I went job hunting last Thursday and Friday. Usually I only manage to go out once a week, if at that, but I always check online everywhere: Craigslist, classified ads/Monster, county, court, company website… that list goes on and on.

I was taken aback last week when I found not one, not two, but three advertised job openings. Around here, nobody advertises because there’s so many people looking for work that their office would get inundated. Our unemployment level is one of the highest in the nation. So seeing three jobs advertised for applications, that says a lot. That tells me that the economy is getting better. That people aren’t afraid of putting money into ads or time into interviews.

The really exciting turn of events came when I applied for an office position at one of the local hospitals. Turns out I’m qualified for three, possibly four, positions that are currently open! How exciting is that?! And when I asked for other leads, they referred me to the employment service they sometimes use.

So I went to the staffing agency and dropped a resume there as well. Guess what: they loved my resume and will contact me this coming week. Looks like they might have an opportunity or two for me.

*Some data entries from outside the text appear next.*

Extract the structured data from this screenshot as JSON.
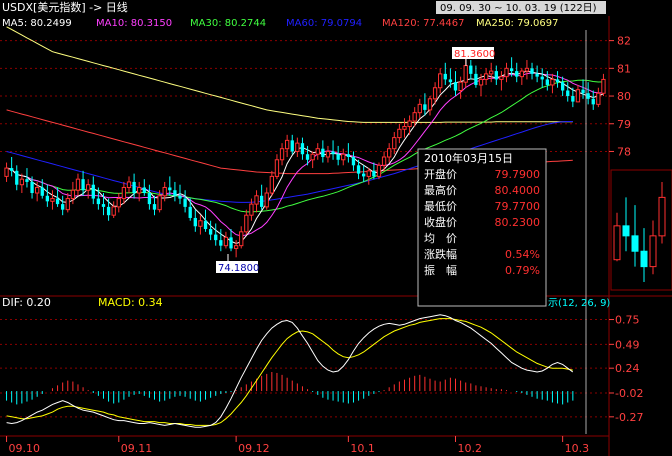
{
  "header": {
    "symbol_title": "USDX[美元指数] -> 日线",
    "date_range": "09. 09. 30 ~ 10. 03. 19 (122日)"
  },
  "ma_legend": [
    {
      "label": "MA5: 80.2499",
      "color": "#ffffff"
    },
    {
      "label": "MA10: 80.3150",
      "color": "#ff40ff"
    },
    {
      "label": "MA30: 80.2744",
      "color": "#40ff40"
    },
    {
      "label": "MA60: 79.0794",
      "color": "#2020ff"
    },
    {
      "label": "MA120: 77.4467",
      "color": "#ff4040"
    },
    {
      "label": "MA250: 79.0697",
      "color": "#ffff80"
    }
  ],
  "annotations": {
    "high_marker": "81.3600",
    "low_marker": "74.1800"
  },
  "info_box": {
    "date": "2010年03月15日",
    "rows": [
      {
        "label": "开盘价",
        "value": "79.7900"
      },
      {
        "label": "最高价",
        "value": "80.4000"
      },
      {
        "label": "最低价",
        "value": "79.7700"
      },
      {
        "label": "收盘价",
        "value": "80.2300"
      },
      {
        "label": "均　价",
        "value": ""
      },
      {
        "label": "涨跌幅",
        "value": "0.54%"
      },
      {
        "label": "振　幅",
        "value": "0.79%"
      }
    ]
  },
  "macd_panel": {
    "dif_label": "DIF: 0.20",
    "macd_label": "MACD: 0.34",
    "params_label": "示(12, 26, 9)"
  },
  "price_axis_labels": [
    "82",
    "81",
    "80",
    "79",
    "78"
  ],
  "macd_axis_labels": [
    "0.75",
    "0.49",
    "0.24",
    "-0.02",
    "-0.27"
  ],
  "date_axis_labels": [
    "09.10",
    "09.11",
    "09.12",
    "10.1",
    "10.2",
    "10.3"
  ],
  "colors": {
    "background": "#000000",
    "axis_text": "#ff4040",
    "grid": "#8b0000",
    "up_candle": "#ff3030",
    "down_candle": "#00ffff",
    "dif_line": "#ffffff",
    "dea_line": "#ffff00",
    "marker_bg": "#ffffff"
  },
  "chart_data": {
    "type": "candlestick",
    "price_ylim": [
      73,
      82.6
    ],
    "macd_ylim": [
      -0.45,
      0.85
    ],
    "candles": [
      [
        77.1,
        77.6,
        76.9,
        77.4
      ],
      [
        77.4,
        77.8,
        77.1,
        77.3
      ],
      [
        77.3,
        77.5,
        76.6,
        76.8
      ],
      [
        76.8,
        77.2,
        76.5,
        77.0
      ],
      [
        77.0,
        77.4,
        76.7,
        76.9
      ],
      [
        76.9,
        77.1,
        76.3,
        76.5
      ],
      [
        76.5,
        76.9,
        76.2,
        76.7
      ],
      [
        76.7,
        77.0,
        76.3,
        76.4
      ],
      [
        76.4,
        76.8,
        76.0,
        76.2
      ],
      [
        76.2,
        76.6,
        75.9,
        76.3
      ],
      [
        76.3,
        76.7,
        76.0,
        76.1
      ],
      [
        76.1,
        76.4,
        75.7,
        75.9
      ],
      [
        75.9,
        76.5,
        75.8,
        76.3
      ],
      [
        76.3,
        76.9,
        76.1,
        76.6
      ],
      [
        76.6,
        77.2,
        76.4,
        77.0
      ],
      [
        77.0,
        77.3,
        76.4,
        76.6
      ],
      [
        76.6,
        77.0,
        76.3,
        76.8
      ],
      [
        76.8,
        77.1,
        76.1,
        76.3
      ],
      [
        76.3,
        76.7,
        75.9,
        76.1
      ],
      [
        76.1,
        76.5,
        75.7,
        76.0
      ],
      [
        76.0,
        76.3,
        75.5,
        75.7
      ],
      [
        75.7,
        76.2,
        75.6,
        76.0
      ],
      [
        76.0,
        76.5,
        75.8,
        76.3
      ],
      [
        76.3,
        76.9,
        76.1,
        76.7
      ],
      [
        76.7,
        77.1,
        76.5,
        76.9
      ],
      [
        76.9,
        77.2,
        76.3,
        76.5
      ],
      [
        76.5,
        76.9,
        76.2,
        76.7
      ],
      [
        76.7,
        77.0,
        76.4,
        76.5
      ],
      [
        76.5,
        76.8,
        75.9,
        76.1
      ],
      [
        76.1,
        76.4,
        75.7,
        75.9
      ],
      [
        75.9,
        76.6,
        75.8,
        76.4
      ],
      [
        76.4,
        76.9,
        76.2,
        76.7
      ],
      [
        76.7,
        77.1,
        76.4,
        76.6
      ],
      [
        76.6,
        76.9,
        76.2,
        76.4
      ],
      [
        76.4,
        76.8,
        76.1,
        76.3
      ],
      [
        76.3,
        76.6,
        75.8,
        76.0
      ],
      [
        76.0,
        76.3,
        75.5,
        75.6
      ],
      [
        75.6,
        75.9,
        75.1,
        75.3
      ],
      [
        75.3,
        75.7,
        75.0,
        75.5
      ],
      [
        75.5,
        75.9,
        75.1,
        75.2
      ],
      [
        75.2,
        75.5,
        74.8,
        75.0
      ],
      [
        75.0,
        75.4,
        74.6,
        74.8
      ],
      [
        74.8,
        75.2,
        74.4,
        74.6
      ],
      [
        74.6,
        75.1,
        74.5,
        74.9
      ],
      [
        74.9,
        75.2,
        74.4,
        74.5
      ],
      [
        74.5,
        74.8,
        74.18,
        74.6
      ],
      [
        74.6,
        75.3,
        74.5,
        75.1
      ],
      [
        75.1,
        75.9,
        75.0,
        75.7
      ],
      [
        75.7,
        76.3,
        75.5,
        76.1
      ],
      [
        76.1,
        76.6,
        75.8,
        76.4
      ],
      [
        76.4,
        76.8,
        75.9,
        76.0
      ],
      [
        76.0,
        76.7,
        75.9,
        76.5
      ],
      [
        76.5,
        77.3,
        76.4,
        77.1
      ],
      [
        77.1,
        77.9,
        77.0,
        77.7
      ],
      [
        77.7,
        78.3,
        77.5,
        78.1
      ],
      [
        78.1,
        78.6,
        77.8,
        78.4
      ],
      [
        78.4,
        78.6,
        77.9,
        78.0
      ],
      [
        78.0,
        78.5,
        77.8,
        78.3
      ],
      [
        78.3,
        78.5,
        77.7,
        77.9
      ],
      [
        77.9,
        78.2,
        77.5,
        77.7
      ],
      [
        77.7,
        78.0,
        77.4,
        77.9
      ],
      [
        77.9,
        78.3,
        77.7,
        78.1
      ],
      [
        78.1,
        78.4,
        77.6,
        77.8
      ],
      [
        77.8,
        78.2,
        77.6,
        78.0
      ],
      [
        78.0,
        78.4,
        77.7,
        77.9
      ],
      [
        77.9,
        78.2,
        77.5,
        77.7
      ],
      [
        77.7,
        78.1,
        77.5,
        77.9
      ],
      [
        77.9,
        78.3,
        77.6,
        77.8
      ],
      [
        77.8,
        78.0,
        77.3,
        77.5
      ],
      [
        77.5,
        77.7,
        77.0,
        77.2
      ],
      [
        77.2,
        77.5,
        76.9,
        77.1
      ],
      [
        77.1,
        77.4,
        76.8,
        77.3
      ],
      [
        77.3,
        77.6,
        77.0,
        77.1
      ],
      [
        77.1,
        77.6,
        77.0,
        77.5
      ],
      [
        77.5,
        78.0,
        77.3,
        77.8
      ],
      [
        77.8,
        78.3,
        77.6,
        78.1
      ],
      [
        78.1,
        78.7,
        77.9,
        78.5
      ],
      [
        78.5,
        79.0,
        78.3,
        78.8
      ],
      [
        78.8,
        79.2,
        78.5,
        78.9
      ],
      [
        78.9,
        79.3,
        78.6,
        79.1
      ],
      [
        79.1,
        79.6,
        78.9,
        79.4
      ],
      [
        79.4,
        79.9,
        79.2,
        79.7
      ],
      [
        79.7,
        80.1,
        79.3,
        79.5
      ],
      [
        79.5,
        80.0,
        79.3,
        79.9
      ],
      [
        79.9,
        80.5,
        79.7,
        80.3
      ],
      [
        80.3,
        81.0,
        80.1,
        80.8
      ],
      [
        80.8,
        81.2,
        80.4,
        80.6
      ],
      [
        80.6,
        81.0,
        80.3,
        80.5
      ],
      [
        80.5,
        80.9,
        80.0,
        80.2
      ],
      [
        80.2,
        80.7,
        79.9,
        80.5
      ],
      [
        80.5,
        81.36,
        80.3,
        81.1
      ],
      [
        81.1,
        81.3,
        80.6,
        80.8
      ],
      [
        80.8,
        81.1,
        80.3,
        80.4
      ],
      [
        80.4,
        80.8,
        80.0,
        80.6
      ],
      [
        80.6,
        81.0,
        80.4,
        80.8
      ],
      [
        80.8,
        81.2,
        80.5,
        80.9
      ],
      [
        80.9,
        81.1,
        80.4,
        80.6
      ],
      [
        80.6,
        80.9,
        80.2,
        80.7
      ],
      [
        80.7,
        81.2,
        80.5,
        81.0
      ],
      [
        81.0,
        81.4,
        80.7,
        80.9
      ],
      [
        80.9,
        81.2,
        80.5,
        80.7
      ],
      [
        80.7,
        81.0,
        80.4,
        80.9
      ],
      [
        80.9,
        81.3,
        80.6,
        81.0
      ],
      [
        81.0,
        81.2,
        80.6,
        80.8
      ],
      [
        80.8,
        81.1,
        80.5,
        80.7
      ],
      [
        80.7,
        81.0,
        80.3,
        80.6
      ],
      [
        80.6,
        80.9,
        80.2,
        80.4
      ],
      [
        80.4,
        80.8,
        80.1,
        80.6
      ],
      [
        80.6,
        80.9,
        80.3,
        80.5
      ],
      [
        80.5,
        80.7,
        80.0,
        80.2
      ],
      [
        80.2,
        80.5,
        79.8,
        80.0
      ],
      [
        80.0,
        80.3,
        79.6,
        79.8
      ],
      [
        79.79,
        80.4,
        79.77,
        80.23
      ],
      [
        80.23,
        80.6,
        79.9,
        80.1
      ],
      [
        80.1,
        80.5,
        79.7,
        79.9
      ],
      [
        79.9,
        80.2,
        79.5,
        79.7
      ],
      [
        79.7,
        80.3,
        79.6,
        80.1
      ],
      [
        80.1,
        80.8,
        80.0,
        80.6
      ]
    ],
    "macd_hist": [
      -0.1,
      -0.12,
      -0.14,
      -0.13,
      -0.11,
      -0.09,
      -0.06,
      -0.03,
      0.0,
      0.03,
      0.06,
      0.09,
      0.11,
      0.1,
      0.07,
      0.04,
      0.01,
      -0.02,
      -0.05,
      -0.08,
      -0.11,
      -0.13,
      -0.12,
      -0.09,
      -0.06,
      -0.04,
      -0.03,
      -0.05,
      -0.07,
      -0.09,
      -0.11,
      -0.1,
      -0.08,
      -0.06,
      -0.05,
      -0.06,
      -0.08,
      -0.1,
      -0.11,
      -0.09,
      -0.07,
      -0.05,
      -0.03,
      -0.02,
      -0.01,
      0.01,
      0.04,
      0.07,
      0.1,
      0.13,
      0.16,
      0.18,
      0.2,
      0.19,
      0.17,
      0.14,
      0.11,
      0.08,
      0.05,
      0.02,
      -0.01,
      -0.04,
      -0.07,
      -0.09,
      -0.1,
      -0.11,
      -0.12,
      -0.13,
      -0.12,
      -0.1,
      -0.08,
      -0.05,
      -0.03,
      -0.01,
      0.01,
      0.04,
      0.07,
      0.1,
      0.12,
      0.14,
      0.16,
      0.17,
      0.15,
      0.13,
      0.11,
      0.1,
      0.12,
      0.14,
      0.13,
      0.11,
      0.09,
      0.08,
      0.06,
      0.05,
      0.04,
      0.03,
      0.02,
      0.02,
      0.01,
      0.0,
      -0.01,
      -0.02,
      -0.04,
      -0.06,
      -0.08,
      -0.09,
      -0.1,
      -0.12,
      -0.13,
      -0.14,
      -0.12,
      -0.1
    ],
    "dif": [
      -0.33,
      -0.34,
      -0.33,
      -0.31,
      -0.28,
      -0.25,
      -0.22,
      -0.2,
      -0.17,
      -0.14,
      -0.12,
      -0.1,
      -0.12,
      -0.15,
      -0.18,
      -0.2,
      -0.21,
      -0.22,
      -0.24,
      -0.26,
      -0.28,
      -0.3,
      -0.31,
      -0.31,
      -0.32,
      -0.33,
      -0.34,
      -0.34,
      -0.33,
      -0.34,
      -0.35,
      -0.36,
      -0.35,
      -0.34,
      -0.35,
      -0.36,
      -0.37,
      -0.38,
      -0.38,
      -0.37,
      -0.36,
      -0.33,
      -0.27,
      -0.18,
      -0.08,
      0.03,
      0.14,
      0.24,
      0.34,
      0.44,
      0.53,
      0.6,
      0.66,
      0.7,
      0.73,
      0.74,
      0.72,
      0.66,
      0.58,
      0.5,
      0.41,
      0.32,
      0.26,
      0.22,
      0.2,
      0.21,
      0.26,
      0.33,
      0.42,
      0.5,
      0.56,
      0.61,
      0.65,
      0.68,
      0.7,
      0.71,
      0.7,
      0.69,
      0.7,
      0.72,
      0.74,
      0.76,
      0.77,
      0.78,
      0.79,
      0.8,
      0.79,
      0.77,
      0.74,
      0.72,
      0.69,
      0.66,
      0.62,
      0.58,
      0.54,
      0.5,
      0.45,
      0.4,
      0.35,
      0.3,
      0.27,
      0.24,
      0.22,
      0.21,
      0.2,
      0.21,
      0.24,
      0.28,
      0.3,
      0.28,
      0.24,
      0.2
    ],
    "dea": [
      -0.26,
      -0.27,
      -0.28,
      -0.29,
      -0.29,
      -0.28,
      -0.27,
      -0.26,
      -0.24,
      -0.22,
      -0.19,
      -0.17,
      -0.16,
      -0.16,
      -0.17,
      -0.18,
      -0.19,
      -0.2,
      -0.21,
      -0.22,
      -0.24,
      -0.25,
      -0.27,
      -0.28,
      -0.29,
      -0.3,
      -0.31,
      -0.32,
      -0.32,
      -0.32,
      -0.33,
      -0.33,
      -0.34,
      -0.34,
      -0.34,
      -0.35,
      -0.35,
      -0.36,
      -0.36,
      -0.36,
      -0.36,
      -0.35,
      -0.33,
      -0.29,
      -0.24,
      -0.18,
      -0.12,
      -0.05,
      0.03,
      0.11,
      0.19,
      0.27,
      0.35,
      0.42,
      0.49,
      0.55,
      0.59,
      0.62,
      0.63,
      0.62,
      0.6,
      0.56,
      0.52,
      0.48,
      0.43,
      0.39,
      0.36,
      0.35,
      0.36,
      0.38,
      0.41,
      0.45,
      0.49,
      0.53,
      0.57,
      0.6,
      0.63,
      0.65,
      0.67,
      0.69,
      0.7,
      0.72,
      0.73,
      0.74,
      0.75,
      0.76,
      0.76,
      0.76,
      0.75,
      0.74,
      0.73,
      0.71,
      0.69,
      0.67,
      0.64,
      0.61,
      0.57,
      0.53,
      0.49,
      0.45,
      0.41,
      0.38,
      0.35,
      0.32,
      0.29,
      0.27,
      0.25,
      0.24,
      0.24,
      0.24,
      0.23,
      0.22
    ],
    "ma250": [
      82.5,
      82.4,
      82.3,
      82.2,
      82.1,
      82.0,
      81.9,
      81.8,
      81.7,
      81.6,
      81.55,
      81.5,
      81.45,
      81.4,
      81.35,
      81.3,
      81.25,
      81.2,
      81.15,
      81.1,
      81.05,
      81.0,
      80.95,
      80.9,
      80.85,
      80.8,
      80.75,
      80.7,
      80.65,
      80.6,
      80.55,
      80.5,
      80.45,
      80.4,
      80.35,
      80.3,
      80.25,
      80.2,
      80.15,
      80.1,
      80.05,
      80.0,
      79.95,
      79.9,
      79.85,
      79.8,
      79.75,
      79.7,
      79.65,
      79.6,
      79.55,
      79.5,
      79.47,
      79.44,
      79.41,
      79.38,
      79.35,
      79.32,
      79.29,
      79.26,
      79.23,
      79.2,
      79.18,
      79.16,
      79.14,
      79.12,
      79.1,
      79.08,
      79.07,
      79.06,
      79.05,
      79.05,
      79.05,
      79.05,
      79.05,
      79.05,
      79.05,
      79.05,
      79.05,
      79.05,
      79.05,
      79.05,
      79.05,
      79.05,
      79.05,
      79.05,
      79.06,
      79.06,
      79.06,
      79.06,
      79.06,
      79.06,
      79.06,
      79.06,
      79.06,
      79.06,
      79.07,
      79.07,
      79.07,
      79.07,
      79.07,
      79.07,
      79.07,
      79.07,
      79.07,
      79.07,
      79.07,
      79.07,
      79.07,
      79.07,
      79.07,
      79.07
    ],
    "ma120": [
      79.5,
      79.45,
      79.4,
      79.35,
      79.3,
      79.25,
      79.2,
      79.15,
      79.1,
      79.05,
      79.0,
      78.95,
      78.9,
      78.85,
      78.8,
      78.75,
      78.7,
      78.65,
      78.6,
      78.55,
      78.5,
      78.45,
      78.4,
      78.35,
      78.3,
      78.25,
      78.2,
      78.15,
      78.1,
      78.05,
      78.0,
      77.95,
      77.9,
      77.85,
      77.8,
      77.75,
      77.7,
      77.65,
      77.6,
      77.55,
      77.5,
      77.45,
      77.4,
      77.38,
      77.36,
      77.34,
      77.32,
      77.3,
      77.28,
      77.26,
      77.25,
      77.24,
      77.23,
      77.22,
      77.21,
      77.2,
      77.2,
      77.2,
      77.2,
      77.2,
      77.2,
      77.2,
      77.2,
      77.2,
      77.21,
      77.22,
      77.23,
      77.24,
      77.25,
      77.26,
      77.27,
      77.28,
      77.29,
      77.3,
      77.31,
      77.32,
      77.33,
      77.34,
      77.35,
      77.36,
      77.37,
      77.38,
      77.39,
      77.4,
      77.41,
      77.42,
      77.43,
      77.44,
      77.45,
      77.46,
      77.47,
      77.48,
      77.49,
      77.5,
      77.51,
      77.52,
      77.53,
      77.54,
      77.55,
      77.56,
      77.57,
      77.58,
      77.59,
      77.6,
      77.61,
      77.62,
      77.63,
      77.64,
      77.65,
      77.66,
      77.67,
      77.68
    ],
    "ma60": [
      78.0,
      77.95,
      77.9,
      77.85,
      77.8,
      77.75,
      77.7,
      77.65,
      77.6,
      77.55,
      77.5,
      77.45,
      77.4,
      77.35,
      77.3,
      77.25,
      77.2,
      77.15,
      77.1,
      77.05,
      77.0,
      76.95,
      76.9,
      76.85,
      76.8,
      76.75,
      76.7,
      76.65,
      76.6,
      76.55,
      76.5,
      76.47,
      76.44,
      76.41,
      76.38,
      76.35,
      76.32,
      76.3,
      76.28,
      76.26,
      76.24,
      76.22,
      76.2,
      76.19,
      76.18,
      76.17,
      76.16,
      76.16,
      76.17,
      76.18,
      76.2,
      76.22,
      76.25,
      76.28,
      76.31,
      76.34,
      76.37,
      76.4,
      76.43,
      76.46,
      76.5,
      76.54,
      76.58,
      76.62,
      76.66,
      76.7,
      76.74,
      76.78,
      76.82,
      76.86,
      76.9,
      76.95,
      77.0,
      77.05,
      77.1,
      77.15,
      77.2,
      77.26,
      77.32,
      77.38,
      77.44,
      77.5,
      77.56,
      77.62,
      77.68,
      77.74,
      77.8,
      77.86,
      77.92,
      77.98,
      78.04,
      78.1,
      78.16,
      78.22,
      78.28,
      78.34,
      78.4,
      78.46,
      78.52,
      78.58,
      78.64,
      78.7,
      78.76,
      78.82,
      78.88,
      78.93,
      78.98,
      79.02,
      79.05,
      79.07,
      79.08,
      79.08
    ]
  }
}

That makes me happy. I rediscovered that I actually having a day-work routine. I like getting up, in the shower, and dressed up before I drive Dot to school, instead of just tumbling into jeans and a sweatshirt. I like wearing nice clothes and meeting people and just getting out.

Don’t get me wrong, I have plenty at home to keep me busy. But I also have distractions. I’m looking forward to a paycheck while waiting for New Inklings Press to start paying off.

In the meantime, I’m still doing menu planning which is really turning into a fun thing. I’m working on freelance projects as well as the next book for my company. I’m taking care of those once-a-year cleaning matters. And I love having extra time with Dot.

I know there’s been a reason for me to be unemployed this long; and I really believe it was so I could get all my ducks in a row with regards to my writing career: what to write, how to write, how to schedule, set up my tiny office-in-a-box, and start my company.

But now that those are done, I’ve no doubt that God will now provide the income we so desperately need. And how amazing is it that after eight months of no offers whatsoever, there are six or more opportunities in the last three days. That says it all.

In the words of my favorite Pastor, “It’s time to work.” And I wholeheartedly agree.

Colossians 3:23, 24 [NIV] “Whatever you do, work at it with all your heart, as working for the Lord, not for men, since you know that you will receive an inheritance from the Lord as a reward. It is the Lord Christ you are serving.”

And Frankly, My Dear… that’s all she wrote!